Well, actually, as much or as little as you want. Customization, for our purposes, are changes made to your racquet(s) to make it “yours” and perform better for “you”.
These changes can be as minor as adding weight, changing grip size, or changing swing weight, either as a temporary or permanent modification.
Customization can be done at almost any time. So a new racquet can be customized before you even hit a shot. We can make a number of changes actually during a match! Of course these “quick” changes will not be optimal but will be effective. When the racquet is in our shop much more can be done, of course. More, and different, modifications can be done if the racquet is not strung, for example.
The best time to do some customization is when your racquet is new or is due for re-stringing, but anytime is better than not doing it at all and not playing your best!
RacquetQuest has the experience and equipment to make the positive changes you want.
Customization…make it yours!
Grip size and shape comes right after proper stringing when it comes to racquet comfort and performance. What you have in your hand can not be secondary to your other selection criteria but it almost always is, it seems.
Right after stringing the next most requested service at Racquet Quest LLC is grip sizing and shape modification. Most grips can be modified but some can not so it is important to know the difference before you, or anyone, starts ripping parts off of your racquet.
This brings me to the reason for this post!
Below is an image of the typical racquet grip pallet systems. It is obvious that the grey pallets are easily interchangeable and the amber grip pallet would require considerable effort to change it.
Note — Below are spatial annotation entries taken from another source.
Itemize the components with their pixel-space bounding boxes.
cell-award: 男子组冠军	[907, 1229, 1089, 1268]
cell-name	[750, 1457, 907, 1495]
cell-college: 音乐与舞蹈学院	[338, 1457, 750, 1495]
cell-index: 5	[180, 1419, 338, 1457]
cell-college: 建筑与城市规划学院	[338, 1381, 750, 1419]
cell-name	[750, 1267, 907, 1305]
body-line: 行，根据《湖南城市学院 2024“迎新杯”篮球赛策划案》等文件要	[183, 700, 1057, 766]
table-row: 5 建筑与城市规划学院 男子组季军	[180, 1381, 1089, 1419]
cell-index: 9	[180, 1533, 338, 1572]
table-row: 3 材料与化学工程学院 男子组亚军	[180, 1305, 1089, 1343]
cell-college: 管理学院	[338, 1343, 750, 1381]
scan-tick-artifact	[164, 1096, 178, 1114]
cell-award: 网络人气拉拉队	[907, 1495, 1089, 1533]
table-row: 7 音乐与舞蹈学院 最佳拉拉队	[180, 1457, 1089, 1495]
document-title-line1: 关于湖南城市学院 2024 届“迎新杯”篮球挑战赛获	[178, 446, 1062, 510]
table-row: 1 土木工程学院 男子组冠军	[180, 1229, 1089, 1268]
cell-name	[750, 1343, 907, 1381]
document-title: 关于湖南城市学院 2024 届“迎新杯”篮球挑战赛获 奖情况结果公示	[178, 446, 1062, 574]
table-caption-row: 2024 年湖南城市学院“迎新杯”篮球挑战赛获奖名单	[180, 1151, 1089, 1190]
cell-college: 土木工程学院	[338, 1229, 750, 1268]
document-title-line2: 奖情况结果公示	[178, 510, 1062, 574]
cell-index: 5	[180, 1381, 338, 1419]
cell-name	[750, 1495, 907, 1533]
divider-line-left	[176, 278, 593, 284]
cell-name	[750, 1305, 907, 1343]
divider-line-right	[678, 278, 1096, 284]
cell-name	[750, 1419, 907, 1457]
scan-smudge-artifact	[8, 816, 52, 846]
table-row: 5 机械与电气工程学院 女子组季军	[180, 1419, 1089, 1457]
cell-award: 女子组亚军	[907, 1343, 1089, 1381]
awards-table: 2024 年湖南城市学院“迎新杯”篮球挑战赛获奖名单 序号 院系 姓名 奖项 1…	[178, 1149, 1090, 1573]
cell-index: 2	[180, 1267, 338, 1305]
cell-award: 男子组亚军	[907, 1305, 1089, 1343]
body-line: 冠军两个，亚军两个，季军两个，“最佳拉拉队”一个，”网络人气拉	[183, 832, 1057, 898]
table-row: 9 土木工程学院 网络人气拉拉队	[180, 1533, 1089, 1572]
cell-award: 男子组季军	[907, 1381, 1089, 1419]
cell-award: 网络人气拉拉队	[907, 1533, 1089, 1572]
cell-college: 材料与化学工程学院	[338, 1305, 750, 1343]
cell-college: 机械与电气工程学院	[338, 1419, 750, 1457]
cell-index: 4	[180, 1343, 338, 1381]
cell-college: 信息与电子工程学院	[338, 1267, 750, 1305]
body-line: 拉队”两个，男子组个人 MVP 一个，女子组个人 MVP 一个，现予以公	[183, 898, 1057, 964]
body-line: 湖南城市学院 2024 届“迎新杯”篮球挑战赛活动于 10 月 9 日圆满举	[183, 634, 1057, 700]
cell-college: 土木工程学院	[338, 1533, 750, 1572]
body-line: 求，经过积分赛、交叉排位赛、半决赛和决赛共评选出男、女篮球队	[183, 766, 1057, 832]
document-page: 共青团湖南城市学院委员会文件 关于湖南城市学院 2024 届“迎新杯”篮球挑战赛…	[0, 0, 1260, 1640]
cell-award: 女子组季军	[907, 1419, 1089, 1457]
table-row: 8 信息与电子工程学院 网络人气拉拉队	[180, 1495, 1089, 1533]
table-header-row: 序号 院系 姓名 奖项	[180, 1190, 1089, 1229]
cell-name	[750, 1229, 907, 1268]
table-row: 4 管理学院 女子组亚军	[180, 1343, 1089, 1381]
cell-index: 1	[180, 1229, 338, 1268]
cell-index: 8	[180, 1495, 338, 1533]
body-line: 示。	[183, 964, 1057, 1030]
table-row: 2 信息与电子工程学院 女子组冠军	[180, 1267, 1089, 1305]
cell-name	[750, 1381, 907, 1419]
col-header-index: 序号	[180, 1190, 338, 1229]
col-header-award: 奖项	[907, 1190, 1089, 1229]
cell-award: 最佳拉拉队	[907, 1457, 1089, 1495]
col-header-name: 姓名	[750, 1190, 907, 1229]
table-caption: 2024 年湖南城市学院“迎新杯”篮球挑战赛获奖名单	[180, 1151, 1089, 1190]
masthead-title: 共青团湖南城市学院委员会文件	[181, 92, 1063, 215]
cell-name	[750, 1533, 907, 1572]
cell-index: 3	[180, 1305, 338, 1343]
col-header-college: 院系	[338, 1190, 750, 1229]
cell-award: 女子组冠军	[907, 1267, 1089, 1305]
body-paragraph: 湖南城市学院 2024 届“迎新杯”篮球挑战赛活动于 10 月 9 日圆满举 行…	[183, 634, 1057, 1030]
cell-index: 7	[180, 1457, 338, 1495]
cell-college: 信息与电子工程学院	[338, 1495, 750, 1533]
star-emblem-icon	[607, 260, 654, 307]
As of now there are a few racquet manufacturers that offer interchangeable grip pallets but there are more that don’t! Why not, you are asking.
One reason is that the racquet company simply does not trust most racquet stringers to remove and replace grip pallets. Some pallets are attached with mechanical fasteners (screws!) and others use chemical adhesives (glue!). The grey pallets are used by Head and Head does not make it easy to get these pallets.
Great care is necessary when removing pallets that are glued. It is easy to crack or totally destroy pallets. This becomes a big issue for the racquet company. Therefore, many racquet companies don’t want anyone messing with grip pallets.
So, I ask you, would you be more likely to purchase a tennis racquet that had “interchangeable” grip pallets? That means the grip shape and size could be changed quickly and easily but not necessarily cheaply.
On a scale of 1 to 10 with 10 being the most likely where would you be?
Are you into leather?
If not maybe you should be! Leather grips are becoming popular, again, for a few reasons. One reason is there are a few manufacturers that are doing a really good job producing leather grips that won’t break the bank. I purchase leather grips from Head, Becker, Kimony and others. The Kimony is a great example of a top quality leather grip. The Head leather grip is Calf Skin therefore very supple whereas the Becker leather grip is more robust and comes in black.
Another reason is, that under normal tennis playing conditions, they never wear out! This durability is enhanced when an overgrip is used. A good leather grip can be cleaned, if necessary, with any number of leather conditioners. If cleaning is desired do it on the racquet. Once a leather grip is removed it is really difficult to get it back on the racquet perfectly.
A leather grip will add about 10 grams of weight to the rear-end of the racquet which adds stability without *increasing the swing weight.
A leather grip looks really great on most racquets. Expect to pay about $22.00 for a good leather grip installed. Installing a leather grip requires a little more time and care to produce a good fit around the butt cap and long lasting adhesion to the grip pallet.
I know looks don’t mean much to you but the other reasons should be enough to persuade you to try leather…on your racquet.
*Calculated swing weight (from the butt cap) will be affected by the additional grip weight but electronic devices that calculate swing weight from a point 4 inches (10 cm) above the butt cap will not exhibit an increase.